TLDR: Waymo paused its self-driving service during SF’s blackout after cars contributed to gridlock, and it’s rolling out updates for outage awareness. The community split between outrage over road-blocking robots and a debate on what “autonomous” should mean, making this a test of trust in robo-drivers.
When San Francisco went dark in a massive PG&E power outage, Waymo’s self-driving fleet hit a very human problem: panic at the four-way stops. The company says its cars handled more than 7,000 dark signals, but a surge of “confirmation checks” jammed the system, helped clog streets, and forced Waymo to pause service while police managed intersections. Now Waymo vows fleet-wide updates, better emergency playbooks, and more first-responder training—because the robots need blackout context.

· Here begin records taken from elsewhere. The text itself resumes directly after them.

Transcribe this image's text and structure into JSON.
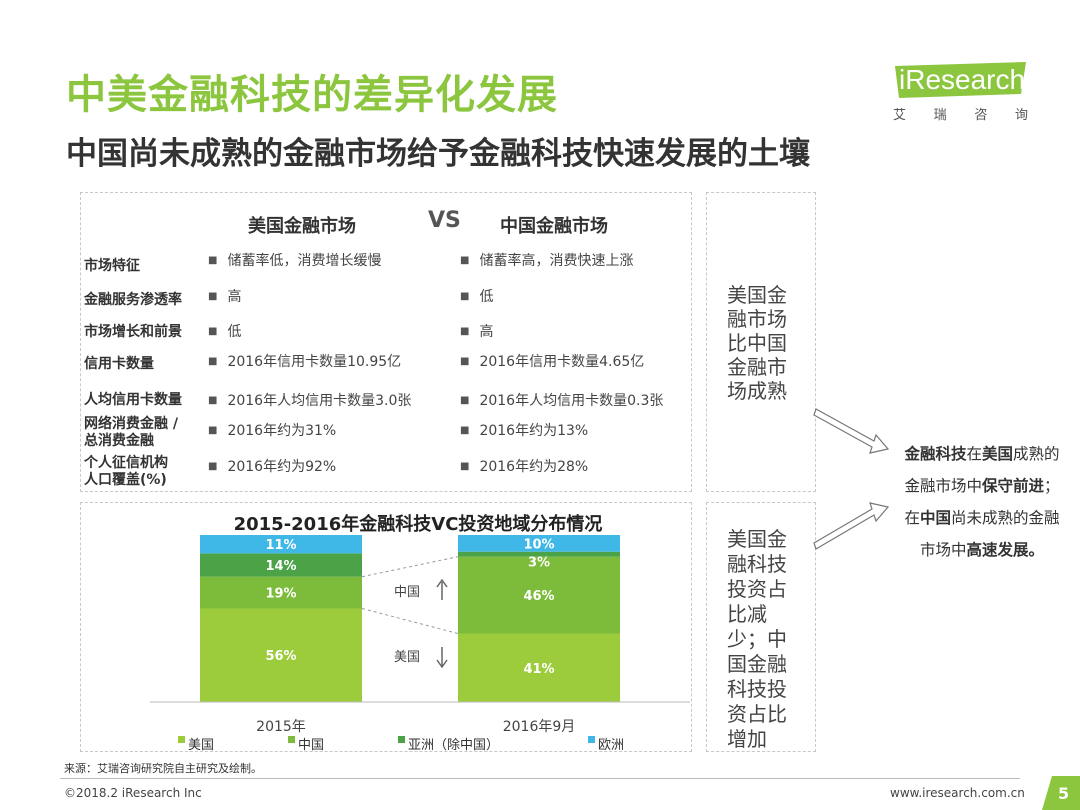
{
  "title": "中美金融科技的差异化发展",
  "subtitle": "中国尚未成熟的金融市场给予金融科技快速发展的土壤",
  "logo": {
    "word_green": "i",
    "word_grey": "Research",
    "cn": [
      "艾",
      "瑞",
      "咨",
      "询"
    ]
  },
  "comparison": {
    "us_header": "美国金融市场",
    "vs": "VS",
    "cn_header": "中国金融市场",
    "rows": [
      {
        "label": "市场特征",
        "us": "储蓄率低，消费增长缓慢",
        "cn": "储蓄率高，消费快速上涨"
      },
      {
        "label": "金融服务渗透率",
        "us": "高",
        "cn": "低"
      },
      {
        "label": "市场增长和前景",
        "us": "低",
        "cn": "高"
      },
      {
        "label": "信用卡数量",
        "us": "2016年信用卡数量10.95亿",
        "cn": "2016年信用卡数量4.65亿"
      },
      {
        "label": "人均信用卡数量",
        "us": "2016年人均信用卡数量3.0张",
        "cn": "2016年人均信用卡数量0.3张"
      },
      {
        "label": "网络消费金融 / 总消费金融",
        "us": "2016年约为31%",
        "cn": "2016年约为13%"
      },
      {
        "label": "个人征信机构 人口覆盖(%)",
        "us": "2016年约为92%",
        "cn": "2016年约为28%"
      }
    ]
  },
  "side_note_1": "美国金融市场比中国金融市场成熟",
  "side_note_2": "美国金融科技投资占比减少；中国金融科技投资占比增加",
  "conclusion": {
    "l1_a": "金融科技",
    "l1_b": "在",
    "l1_c": "美国",
    "l1_d": "成熟的",
    "l2_a": "金融市场中",
    "l2_b": "保守前进",
    "l2_c": "；",
    "l3_a": "在",
    "l3_b": "中国",
    "l3_c": "尚未成熟的金融",
    "l4_a": "市场中",
    "l4_b": "高速发展。"
  },
  "chart_data": {
    "type": "bar",
    "stacked": true,
    "title": "2015-2016年金融科技VC投资地域分布情况",
    "categories": [
      "2015年",
      "2016年9月"
    ],
    "series": [
      {
        "name": "美国",
        "values": [
          56,
          41
        ],
        "labels": [
          "56%",
          "41%"
        ],
        "color": "#9ccc3c"
      },
      {
        "name": "中国",
        "values": [
          19,
          46
        ],
        "labels": [
          "19%",
          "46%"
        ],
        "color": "#7cbc3a"
      },
      {
        "name": "亚洲（除中国）",
        "values": [
          14,
          3
        ],
        "labels": [
          "14%",
          "3%"
        ],
        "color": "#4ba247"
      },
      {
        "name": "欧洲",
        "values": [
          11,
          10
        ],
        "labels": [
          "11%",
          "10%"
        ],
        "color": "#3fb8e8"
      }
    ],
    "annotations": [
      {
        "text": "中国",
        "arrow": "up"
      },
      {
        "text": "美国",
        "arrow": "down"
      }
    ],
    "ylim": [
      0,
      100
    ]
  },
  "footer": {
    "source": "来源：艾瑞咨询研究院自主研究及绘制。",
    "copyright": "©2018.2 iResearch Inc",
    "website": "www.iresearch.com.cn",
    "page": "5"
  },
  "colors": {
    "brand_green": "#8cc63f",
    "page_tab": "#8cc63f"
  }
}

Online, the vibe was pure drama. One commenter dropped the Hacker News thread like a tea grenade, and the strongest chorus was disbelief: how was “blackout mode” not already a thing? Another camp was furious that a private company’s cars became literal obstacles during an emergency—“our roads aren’t your beta test,” the mood implied. There was a splash of irony too: robots built to make streets safer ended up freezing when the lights went out. But a quieter group defended the nuance: “autonomous” doesn’t mean never asking for help, and caution beats chaos.
Humor came fast: memes of robocars stuck at four-way stops forever, jokes about “press F to continue,” and quips that the latest update is a firmware patch for common sense. In short: blackout meets bot-brain, and the city had thoughts.
Key Points
- •A PG&E outage cut power to nearly one-third of San Francisco, disabling many traffic signals and causing severe congestion.
- •Waymo’s vehicles traversed over 7,000 dark signals, but increased confirmation requests created backlogs and delays that contributed to congestion.
- •Waymo is deploying fleet-wide updates to provide vehicles with regional outage context, enabling more decisive navigation at dark intersections.
- •As officials urged the public to stay off roads, Waymo paused service, instructed vehicles to pull over and park, and returned them to depots in waves.
- •Waymo will enhance emergency preparedness, coordinate with Mayor Lurie’s team, and expand first-responder training, having already trained 25,000+ personnel.